I proved that it is continuous at $x=0$.
Since $$\lim_{x \to a} \lfloor(g(x)\rfloor=\lfloor\lim_{x \to a} g(x) \rfloor$$ when $\lim_{x \to a} g(x)$ is not an integer.
Now since $\sin(\ln 2)$ is not an integer we have
$$\lim_{x \to 0} \lfloor\sin(\ln(x+2)\rfloor=f(0)$$
Hence $f$ is continuous.
Now checking the right hand derivative we have
$$f'(0)=\lim_{h \to 0}\frac{\lfloor\sin(\ln(h+2)\rfloor}{h}$$
Now this limit is in indeterminate form. Can I know how to evaluate this limit?
Letting $g(x) =\sin(\ln(x+2))$. Because $0<\ln(2)<\pi/2$, we know $0<g(0)=\sin(\ln(2))<1$.

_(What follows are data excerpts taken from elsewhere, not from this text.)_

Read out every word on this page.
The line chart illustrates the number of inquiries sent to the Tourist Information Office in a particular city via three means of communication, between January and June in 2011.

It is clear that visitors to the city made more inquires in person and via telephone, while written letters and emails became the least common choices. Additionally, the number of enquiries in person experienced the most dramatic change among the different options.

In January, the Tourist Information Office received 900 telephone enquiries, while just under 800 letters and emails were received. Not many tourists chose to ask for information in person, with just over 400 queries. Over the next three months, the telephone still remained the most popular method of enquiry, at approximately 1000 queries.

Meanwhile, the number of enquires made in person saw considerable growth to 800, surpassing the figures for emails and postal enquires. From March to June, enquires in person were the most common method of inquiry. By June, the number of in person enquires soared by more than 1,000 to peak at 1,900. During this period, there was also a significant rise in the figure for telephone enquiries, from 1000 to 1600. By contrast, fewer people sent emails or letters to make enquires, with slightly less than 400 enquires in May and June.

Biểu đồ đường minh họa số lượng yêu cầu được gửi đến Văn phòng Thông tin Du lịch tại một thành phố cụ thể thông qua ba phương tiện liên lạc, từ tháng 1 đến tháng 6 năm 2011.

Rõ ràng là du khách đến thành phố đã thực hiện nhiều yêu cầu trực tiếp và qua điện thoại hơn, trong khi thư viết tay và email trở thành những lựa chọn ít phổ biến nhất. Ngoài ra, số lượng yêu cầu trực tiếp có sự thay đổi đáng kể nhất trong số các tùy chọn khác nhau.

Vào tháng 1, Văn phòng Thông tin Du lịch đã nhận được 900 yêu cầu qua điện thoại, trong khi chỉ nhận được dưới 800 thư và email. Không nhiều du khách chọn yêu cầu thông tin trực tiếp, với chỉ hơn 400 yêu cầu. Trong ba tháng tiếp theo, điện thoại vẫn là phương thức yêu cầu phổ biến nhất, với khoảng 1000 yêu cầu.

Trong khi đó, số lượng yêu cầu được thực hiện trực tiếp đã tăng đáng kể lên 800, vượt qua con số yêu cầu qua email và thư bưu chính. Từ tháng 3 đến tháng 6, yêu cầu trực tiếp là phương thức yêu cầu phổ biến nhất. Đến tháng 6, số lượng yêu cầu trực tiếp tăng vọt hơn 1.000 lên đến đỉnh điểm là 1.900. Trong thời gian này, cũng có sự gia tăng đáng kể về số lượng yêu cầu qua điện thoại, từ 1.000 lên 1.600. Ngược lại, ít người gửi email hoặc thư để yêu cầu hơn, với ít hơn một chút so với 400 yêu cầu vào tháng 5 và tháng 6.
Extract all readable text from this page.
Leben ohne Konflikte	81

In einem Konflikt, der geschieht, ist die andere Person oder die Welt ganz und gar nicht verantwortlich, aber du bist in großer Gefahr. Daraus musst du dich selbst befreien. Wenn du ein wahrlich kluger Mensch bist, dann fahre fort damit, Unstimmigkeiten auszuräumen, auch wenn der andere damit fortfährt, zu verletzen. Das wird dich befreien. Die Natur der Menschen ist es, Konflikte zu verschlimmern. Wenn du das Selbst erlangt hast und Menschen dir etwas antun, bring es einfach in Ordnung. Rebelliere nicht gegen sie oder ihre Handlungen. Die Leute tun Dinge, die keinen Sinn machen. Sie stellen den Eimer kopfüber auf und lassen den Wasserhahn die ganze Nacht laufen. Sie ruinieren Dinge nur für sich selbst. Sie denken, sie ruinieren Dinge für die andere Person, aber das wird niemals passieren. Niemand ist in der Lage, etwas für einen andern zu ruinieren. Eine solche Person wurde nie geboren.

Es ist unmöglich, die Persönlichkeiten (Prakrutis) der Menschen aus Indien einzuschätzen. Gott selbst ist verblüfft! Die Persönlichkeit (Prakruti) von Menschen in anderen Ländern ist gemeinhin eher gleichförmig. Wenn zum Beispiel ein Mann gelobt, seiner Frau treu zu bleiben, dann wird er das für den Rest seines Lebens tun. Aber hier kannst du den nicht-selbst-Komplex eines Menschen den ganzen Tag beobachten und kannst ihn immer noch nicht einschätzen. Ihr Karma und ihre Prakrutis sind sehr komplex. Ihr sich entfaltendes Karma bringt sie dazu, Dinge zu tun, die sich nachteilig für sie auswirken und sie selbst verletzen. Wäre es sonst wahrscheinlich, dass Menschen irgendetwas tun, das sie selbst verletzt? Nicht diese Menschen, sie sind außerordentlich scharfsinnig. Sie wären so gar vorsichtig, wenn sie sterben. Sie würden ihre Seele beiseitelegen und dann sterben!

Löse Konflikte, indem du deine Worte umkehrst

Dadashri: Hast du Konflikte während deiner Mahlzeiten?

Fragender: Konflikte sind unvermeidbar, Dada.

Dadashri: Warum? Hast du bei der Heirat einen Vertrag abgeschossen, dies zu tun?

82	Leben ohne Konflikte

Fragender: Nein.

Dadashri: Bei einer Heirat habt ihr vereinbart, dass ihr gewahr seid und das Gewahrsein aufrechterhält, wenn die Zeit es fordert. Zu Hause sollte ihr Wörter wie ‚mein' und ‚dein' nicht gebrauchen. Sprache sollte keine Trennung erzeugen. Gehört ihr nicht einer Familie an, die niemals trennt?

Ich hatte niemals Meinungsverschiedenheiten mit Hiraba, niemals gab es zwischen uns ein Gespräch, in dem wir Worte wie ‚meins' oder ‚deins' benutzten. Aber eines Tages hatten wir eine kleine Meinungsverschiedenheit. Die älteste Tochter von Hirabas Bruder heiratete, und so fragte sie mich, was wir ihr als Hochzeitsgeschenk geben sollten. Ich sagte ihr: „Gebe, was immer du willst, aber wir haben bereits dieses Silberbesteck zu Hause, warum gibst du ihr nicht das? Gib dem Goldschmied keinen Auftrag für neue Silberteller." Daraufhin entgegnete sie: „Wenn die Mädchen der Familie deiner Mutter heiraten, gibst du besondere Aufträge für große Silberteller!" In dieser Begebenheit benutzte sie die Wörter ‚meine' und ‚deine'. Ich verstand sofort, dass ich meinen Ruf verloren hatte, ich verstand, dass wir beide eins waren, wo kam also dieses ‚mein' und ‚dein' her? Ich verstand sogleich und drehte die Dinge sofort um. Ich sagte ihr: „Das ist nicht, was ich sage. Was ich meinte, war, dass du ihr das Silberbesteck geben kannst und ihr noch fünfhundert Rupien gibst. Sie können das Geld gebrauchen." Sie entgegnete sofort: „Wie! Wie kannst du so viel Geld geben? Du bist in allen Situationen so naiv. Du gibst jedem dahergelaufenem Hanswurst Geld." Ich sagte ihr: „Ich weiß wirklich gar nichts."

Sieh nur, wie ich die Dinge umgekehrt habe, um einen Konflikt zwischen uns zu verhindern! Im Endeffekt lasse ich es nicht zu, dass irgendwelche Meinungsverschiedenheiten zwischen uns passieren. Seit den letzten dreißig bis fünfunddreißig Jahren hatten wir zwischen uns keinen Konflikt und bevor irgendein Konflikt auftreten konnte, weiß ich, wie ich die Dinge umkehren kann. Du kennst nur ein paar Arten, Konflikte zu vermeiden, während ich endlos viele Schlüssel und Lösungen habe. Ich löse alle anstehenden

Furthermore, $g(x)$ is continuous for $x>-2$, in particular it's continuous at $x=0$.
Hence, there is some neighbourhood around $x=0$ where $0<g(x)<1$.
Hence, there is some neighbourhood around $x=0$ where $f(x)=\lfloor g(x) \rfloor =0$ (constant). Hence $f(x)$ is differentiable at $x=0$ - and the derivative is zero.